Jackie’s face gleamed with rage. Under the bright streetlight, he started swinging the heavy car jack like an ax, in the air, over his head. In a shout that filled the street, he cried out, “I SAID THAT’S ENOUGH!”
Hearing that thunderous cry, and seeing him swinging the jack, everyone froze. The whole street went totally quiet. It felt eerie after all that noise. We all knew how heavy that steel jack was, and he was wielding it around like it was a piece of plastic. Quietly murmuring, our group of not so illustrious warriors, slowly meandered back to the dance.
Then there was the historic night when Nicky got his nickname, Nicky Please. Nicky liked to imbibe in a joint or two on Friday nights after work. That stimulated an irresistible appetite for White Castle hamburgers. His habit was to slip quietly into his 2nd floor apartment and steal his father’s car keys. He’d hop in the car with his pals and go for a jaunt to White Castle. One winter’s night, just as Nicky was about to travel on a 1AM hamburger run, his father spotted him. He opened the apartment window as Nicky was getting into the car. Protruding half out of the window in his T Shirt, he yelled in his Polish accent into the freezing night,
“Nicky Pleeease, Come Back with the Caaar”.
Nicky was in no mood to listen, he started up the car and began to drive away. His father gave it one more try, calling out in a lonesome yell, “Nicky Pleeease – Come Back with The Caaar!” After that night, we called Nicky, Nicky Please.
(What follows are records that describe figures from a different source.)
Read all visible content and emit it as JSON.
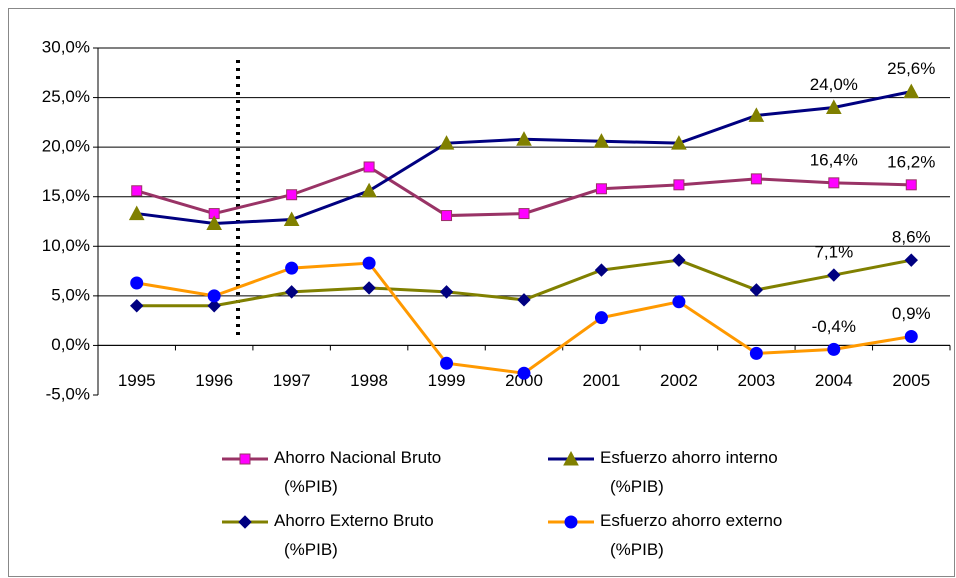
{
  "chart_data": {
    "type": "line",
    "categories": [
      "1995",
      "1996",
      "1997",
      "1998",
      "1999",
      "2000",
      "2001",
      "2002",
      "2003",
      "2004",
      "2005"
    ],
    "series": [
      {
        "name": "Ahorro Nacional Bruto\n(%PIB)",
        "color": "#993366",
        "marker": "square",
        "marker_color": "#ff00ff",
        "values": [
          15.6,
          13.3,
          15.2,
          18.0,
          13.1,
          13.3,
          15.8,
          16.2,
          16.8,
          16.4,
          16.2
        ],
        "value_labels": [
          null,
          null,
          null,
          null,
          null,
          null,
          null,
          null,
          null,
          "16,4%",
          "16,2%"
        ]
      },
      {
        "name": "Esfuerzo ahorro interno\n(%PIB)",
        "color": "#000080",
        "marker": "triangle",
        "marker_color": "#808000",
        "values": [
          13.3,
          12.3,
          12.7,
          15.6,
          20.4,
          20.8,
          20.6,
          20.4,
          23.2,
          24.0,
          25.6
        ],
        "value_labels": [
          null,
          null,
          null,
          null,
          null,
          null,
          null,
          null,
          null,
          "24,0%",
          "25,6%"
        ]
      },
      {
        "name": "Ahorro Externo Bruto\n(%PIB)",
        "color": "#808000",
        "marker": "diamond",
        "marker_color": "#000080",
        "values": [
          4.0,
          4.0,
          5.4,
          5.8,
          5.4,
          4.6,
          7.6,
          8.6,
          5.6,
          7.1,
          8.6
        ],
        "value_labels": [
          null,
          null,
          null,
          null,
          null,
          null,
          null,
          null,
          null,
          "7,1%",
          "8,6%"
        ]
      },
      {
        "name": "Esfuerzo ahorro externo\n(%PIB)",
        "color": "#ff9900",
        "marker": "circle",
        "marker_color": "#0000ff",
        "values": [
          6.3,
          5.0,
          7.8,
          8.3,
          -1.8,
          -2.8,
          2.8,
          4.4,
          -0.8,
          -0.4,
          0.9
        ],
        "value_labels": [
          null,
          null,
          null,
          null,
          null,
          null,
          null,
          null,
          null,
          "-0,4%",
          "0,9%"
        ]
      }
    ],
    "ylim": [
      -5,
      30
    ],
    "yticks": [
      {
        "value": -5,
        "label": "-5,0%"
      },
      {
        "value": 0,
        "label": "0,0%"
      },
      {
        "value": 5,
        "label": "5,0%"
      },
      {
        "value": 10,
        "label": "10,0%"
      },
      {
        "value": 15,
        "label": "15,0%"
      },
      {
        "value": 20,
        "label": "20,0%"
      },
      {
        "value": 25,
        "label": "25,0%"
      },
      {
        "value": 30,
        "label": "30,0%"
      }
    ],
    "grid": true,
    "legend": "bottom"
  }
}
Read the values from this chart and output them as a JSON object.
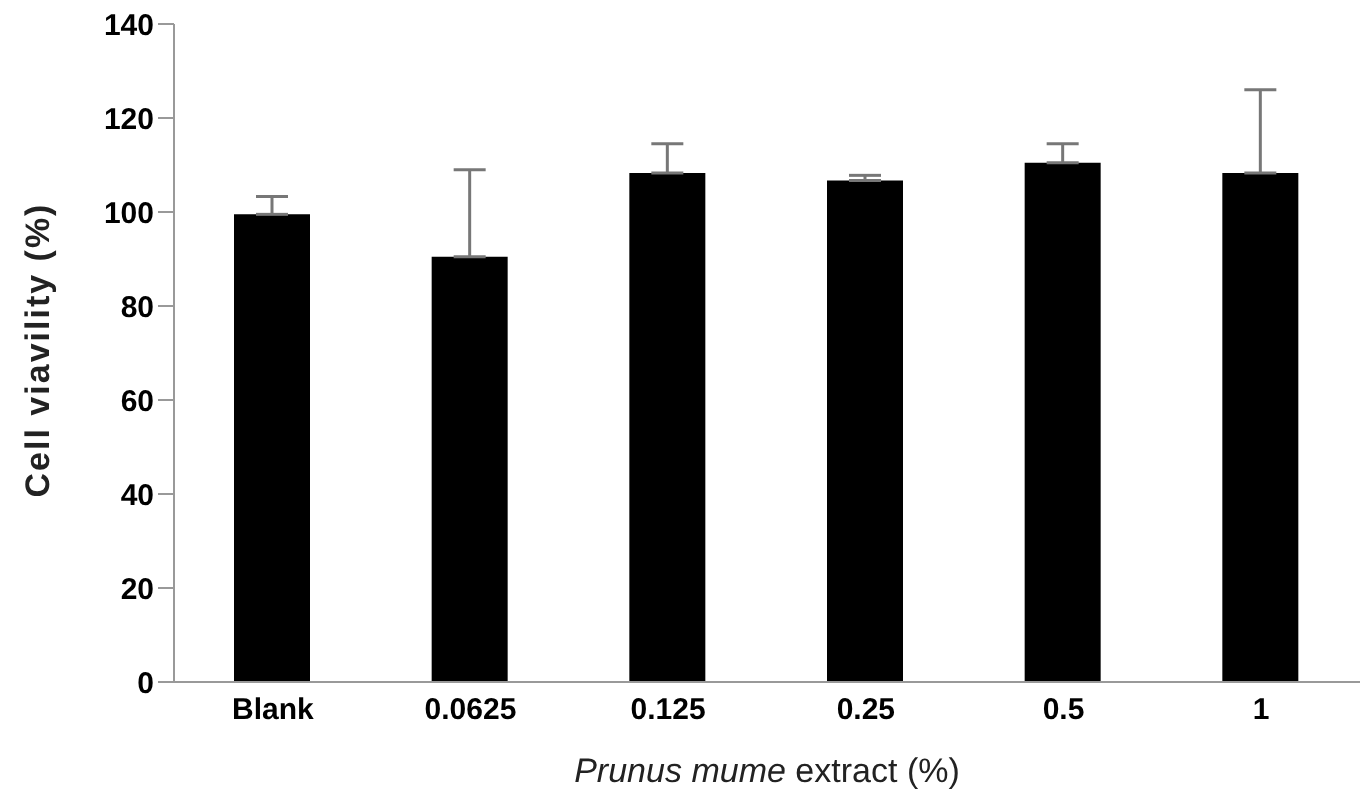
{
  "chart_data": {
    "type": "bar",
    "xlabel": "Prunus mume extract (%)",
    "ylabel": "Cell viavility (%)",
    "categories": [
      "Blank",
      "0.0625",
      "0.125",
      "0.25",
      "0.5",
      "1"
    ],
    "values": [
      99.5,
      90.5,
      108.3,
      106.7,
      110.5,
      108.3
    ],
    "errors": [
      [
        99.5,
        103.3
      ],
      [
        90.5,
        109
      ],
      [
        108.3,
        114.5
      ],
      [
        106.7,
        107.8
      ],
      [
        110.5,
        114.5
      ],
      [
        108.3,
        126
      ]
    ],
    "color": "#000000",
    "ylim": [
      0,
      140
    ],
    "yticks": [
      0,
      20,
      40,
      60,
      80,
      100,
      120,
      140
    ],
    "grid": false,
    "legend": false
  }
}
Now here’s the funny thing about growing up in a neighborhood where storytelling was a part of daily life. I can vividly remember Nicky’s pot fueled lust for White Castle hamburgers, and I can almost see the grin on his face as he started up the car. I can also envision his father in his T Shirt, half out the window, yelling into the cold winter’s night. With all that though, I can’t say for sure if I was ever really there or not. It could be that I’d heard the story so many times that I think I was there. Either way, I thought sharing the origins of my friends’ nicknames might help you understand something about the spirit of the place I grew up in.
We live in a totally different era now. I’ve heard comedians joke about the symbiotic relationship that people have with their i Phones. I find it odd that you can sit in a room with 4 or 5 people staring at their phones, with no one talking to each other. As an artist, I understand the need for introversion, but for all its many faceted complexity, the i Phone is still a machine. And I wonder if spending so much time with a machine might dull our senses, and make us miss the vibrant life going on around us.
History is filled with heroic stories and they can inspire us to do the right thing when we are called. By telling tales over and over again, they somehow become part of the fabric of who we are. And those local stories go to make the character of a neighborhood, for better or for worse. When someone rises to the occasion and puts their power to good use, I think it’s worth noting. There was a folktale- like quality the way the scene at the dance went down that night. Under the street light, Jackie looked Thor-like, wielding that car jack like a mighty hammer. It was a beautiful thing the way he single handedly stopped that brawl.
His feat became a local legend, recounted as a heroic event in the neighborhood bars and social clubs. It was an event that rose out of a certain time, and a certain place. Even though we’ve entered a totally new era, I would hope that, every now and then, a magical event like that could still grace the Brooklyn streets.